研究者紹介
Researcher
工学研究科
システム工学専攻
HONG PU
- 研究テーマResearch theme
- Research on the Development of a Lower Limb Motor Function Diagnosis System
- 研究内容の概要Overview
- The precise evaluation of human lower-limb muscle strength is a cornerstone of rehabilitation medicine, sports science, and the development of robotic assistive devices. Traditional methods, such as isokinetic dynamometry, measure net joint torque but fail to isolate the contributions of individual muscles, particularly crucial bi-articular muscles like the gastrocnemius which coordinate multi-joint movement and power transfer. This research gap limits therapeutic interventions and the biomimicry of assistive technologies. Our research aims to address this by developing and validating an integrated methodology to precisely determine the torque contributions of individual lower-limb muscles during isometric contractions.
Our approach synergistically combines experimental measurement, theoretical modeling, and computational simulation. Experimental Measurement: We developed a Foot Tip Force Measuring Device (FTFMD) equipped with a six-axis force sensor. Subjects performed maximal isometric contractions in multiple directions (knee extension/flexion, ankle dorsiflexion/plantarflexion). This captures the maximum output force envelope, known as the Output Force Distribution (OFD).
Measurement posture when measuring the foot tip force
Theoretical Calculation: We employ the Functionally Different Effective Muscle Theory.
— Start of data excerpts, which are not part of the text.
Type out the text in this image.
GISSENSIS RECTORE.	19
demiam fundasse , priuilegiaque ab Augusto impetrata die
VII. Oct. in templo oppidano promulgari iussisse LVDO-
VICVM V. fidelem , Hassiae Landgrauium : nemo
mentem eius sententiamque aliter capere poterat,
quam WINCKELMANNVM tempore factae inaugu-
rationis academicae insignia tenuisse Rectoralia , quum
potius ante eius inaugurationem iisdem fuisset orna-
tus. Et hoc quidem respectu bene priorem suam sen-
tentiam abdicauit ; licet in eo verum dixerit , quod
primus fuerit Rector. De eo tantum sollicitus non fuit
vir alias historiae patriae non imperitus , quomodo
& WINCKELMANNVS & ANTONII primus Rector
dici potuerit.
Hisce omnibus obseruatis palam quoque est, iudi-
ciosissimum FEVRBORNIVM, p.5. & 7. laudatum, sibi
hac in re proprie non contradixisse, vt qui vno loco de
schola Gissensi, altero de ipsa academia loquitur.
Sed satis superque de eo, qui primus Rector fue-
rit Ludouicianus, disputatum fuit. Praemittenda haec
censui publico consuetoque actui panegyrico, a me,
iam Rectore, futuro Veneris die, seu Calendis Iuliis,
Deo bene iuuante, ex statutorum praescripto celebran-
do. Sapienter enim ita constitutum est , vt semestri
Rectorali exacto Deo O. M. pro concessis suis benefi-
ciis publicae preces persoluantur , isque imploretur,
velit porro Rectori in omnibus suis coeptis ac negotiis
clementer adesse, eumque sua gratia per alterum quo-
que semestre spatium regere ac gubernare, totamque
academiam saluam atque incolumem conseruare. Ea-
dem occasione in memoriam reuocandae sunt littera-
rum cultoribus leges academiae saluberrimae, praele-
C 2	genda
This model simplifies the complex musculoskeletal system into a 2D model of five functional muscle groups for knee and ankle joints. The measured OFD is analyzed geometrically. Since the bi-articular muscle has no direct antagonist, its torque vector is directly derived from the geometry of the OFD hexagon.
OFD of joint torque determined by muscle group torques
- 研究成果をどのように社会に役立てるか
(還元の構想)Giving back to society - This research will be translated into two key social contributions: Precision Rehabilitation: A clinical diagnostic tool providing therapists with a muscle-specific strength profile to create highly targeted training programs, improving recovery outcomes.
Walking assistive Robot: The data will inform the design of exoskeletons that assist movement in a better way.